Achille et la tortue (Takeshi Kitano, 2008)


Takeshi Kitano a de la suite dans les idées. Personne ne va voir ses films en salles au Japon pas plus qu’en France, mais il continue de faire des films sans se soucier le moins du monde de ce que l’on pourrait en penser. Il les finance sans doute avec ses émissions de télé en tant que Patrick Sébastien local. On nous dit qu’il est une grande vedette là-bas. On le croit sur parole. En tout cas, au cinéma, il poursuit son œuvre introspective sur l’art en général, et sur l’échec surtout de l’artiste.

L’art cette fois n’est plus le cinéma comme dans Takeshi’s et Glory to the filmmaker ! mais la peinture qui un autre lieu artistique dans lequel Kitano a pas mal œuvré. Quand je dis pas mal, c’est que je me rappelle les toiles que l’on pouvait voir dans Hana-bi par exemple. Achille et la tortue est la triste histoire d’un enfant, puis d’un adolescent et enfin d’un quinquagénaire qui n’arrivera jamais à vivre de son art. Tous lui conseilleront d’arrêter la peinture pour de bonnes ou de mauvaises raisons.

Achille et la tortue est au mieux un film d’une grande mélancolie au pire un constat déprimant sur l’échec artistique. Kitano commence son film en montrant que les couleurs des toiles dans l’univers grisâtre peuvent être une voie vers la liberté. Mais les couleurs envahissent progressivement tout dans la vie de Muchiso et l’emprisonne dans une vaine utopie. Il ne prend plus en compte l’avis de quiconque et va tuer sa vie sociale par ses actes désespérés pour réussir à se faire remarquer. Cette folie morbide – tout le film est traversé de morts – est similaire à celle de l’idiot du village. Certes, on se marre devant les essais artistiques de Beat Kitano, mais on rit jaune puis on serre les dents et enfin on est horrifiés par tant de cruauté. Cette horreur est constamment maitrisée, et comment. Le film est un bréviaire de la folie et encore une fois, Takeshi Kitano nous affirme qu’il ne faut pas suivre l’avis des critiques.




















Glory to the filmmaker! (Takeshi Kitano, 2007)
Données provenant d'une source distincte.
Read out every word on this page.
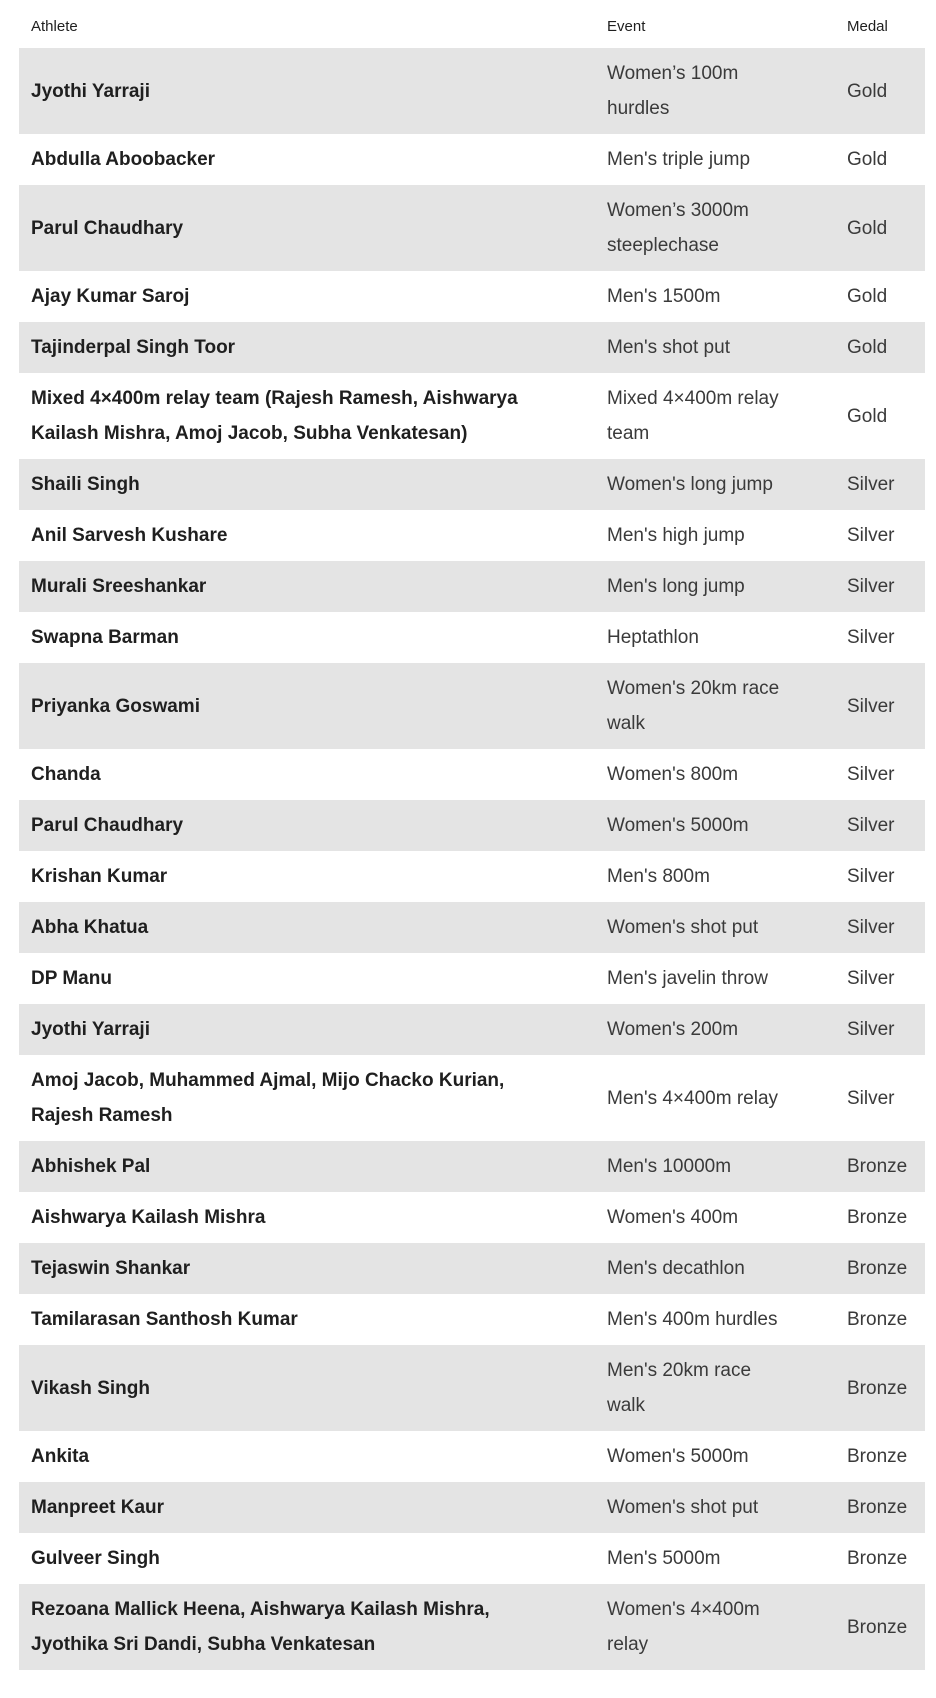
Athlete	Event	Medal
Jyothi Yarraji	Women’s 100m hurdles	Gold
Abdulla Aboobacker	Men's triple jump	Gold
Parul Chaudhary	Women’s 3000m steeplechase	Gold
Ajay Kumar Saroj	Men's 1500m	Gold
Tajinderpal Singh Toor	Men's shot put	Gold
Mixed 4×400m relay team (Rajesh Ramesh, Aishwarya Kailash Mishra, Amoj Jacob, Subha Venkatesan)	Mixed 4×400m relay team	Gold
Shaili Singh	Women's long jump	Silver
Anil Sarvesh Kushare	Men's high jump	Silver
Murali Sreeshankar	Men's long jump	Silver
Swapna Barman	Heptathlon	Silver
Priyanka Goswami	Women's 20km race walk	Silver
Chanda	Women's 800m	Silver
Parul Chaudhary	Women's 5000m	Silver
Krishan Kumar	Men's 800m	Silver
Abha Khatua	Women's shot put	Silver
DP Manu	Men's javelin throw	Silver
Jyothi Yarraji	Women's 200m	Silver
Amoj Jacob, Muhammed Ajmal, Mijo Chacko Kurian, Rajesh Ramesh	Men's 4×400m relay	Silver
Abhishek Pal	Men's 10000m	Bronze
Aishwarya Kailash Mishra	Women's 400m	Bronze
Tejaswin Shankar	Men's decathlon	Bronze
Tamilarasan Santhosh Kumar	Men's 400m hurdles	Bronze
Vikash Singh	Men's 20km race walk	Bronze
Ankita	Women's 5000m	Bronze
Manpreet Kaur	Women's shot put	Bronze
Gulveer Singh	Men's 5000m	Bronze
Rezoana Mallick Heena, Aishwarya Kailash Mishra, Jyothika Sri Dandi, Subha Venkatesan	Women's 4×400m relay	Bronze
Dans Glory to the filmmaker!, Kitano sonde les tréfonds de son cerveau et cherche à comprendre pourquoi il a perdu son inspiration. Il va passer un scanner et dans les parties de son cerveau on voit les caractéristiques de Ozu, Mizoguchi et Kurosawa apparaître. Ça n’est pas vraiment lui, mais son double en mannequin du style crash-test. Les trois piliers du cinéma japonais sont là, toujours dans la tête de Kitano, mais aussi des critiques dès qu’il s’agit de parler de cinéma japonais. Rien ni personne ne semble pouvoir les remplacer. Kitano vise les critiques français qui l’ont porté après Hana-bi et qui devant l’incompréhension l’ont abandonné.

Kitano montre en images ce que l’on attend de lui, un énième film de gangsters avec les habituels gunfights, les mêmes dialogues entre yakuzas, les giclées de sang similaires aux chefs d’œuvre qu’il a fait au milieu des années 1990. Certains voudraient qu’il refasse encore la même chose, le même film au nom d’une politique des auteurs démagogique et fallacieuse. Et si Kitano faisait une parodie de Ozu. L’histoire, en noir et blanc, d’un vieux à la retraite qui va boire dans un bar du saké servi par une femme en costumes traditionnels et qui sourit tout le temps. Non, ça ne marche pas et Kitano le sait.

Il essaie encore quelques films de genre, le mélodrame (mais pourquoi se serait toujours la femme qui attend l’homme ?), le film d’horreur (mais pourquoi une jeune femme habillée en écolière et une autre en maillot de bains s’incrustent dans le plan ? ou encore pourquoi ne pas aussi montrer les scènes ratées où l’acteur se prend les portes ?), ou un chambara (tout serait coordonné avec des effets spéciaux à la Kitamura, beurk). Et pourquoi pas non plus un film des années 1950 qui parlerait de son enfance et des amis et de sa pauvreté et de ses parents, où lui-même jouerait le rôle du père qui bat et viole sa femme. Là, le film commence à toucher du doigt l’ambition de Kitano, parler de lui.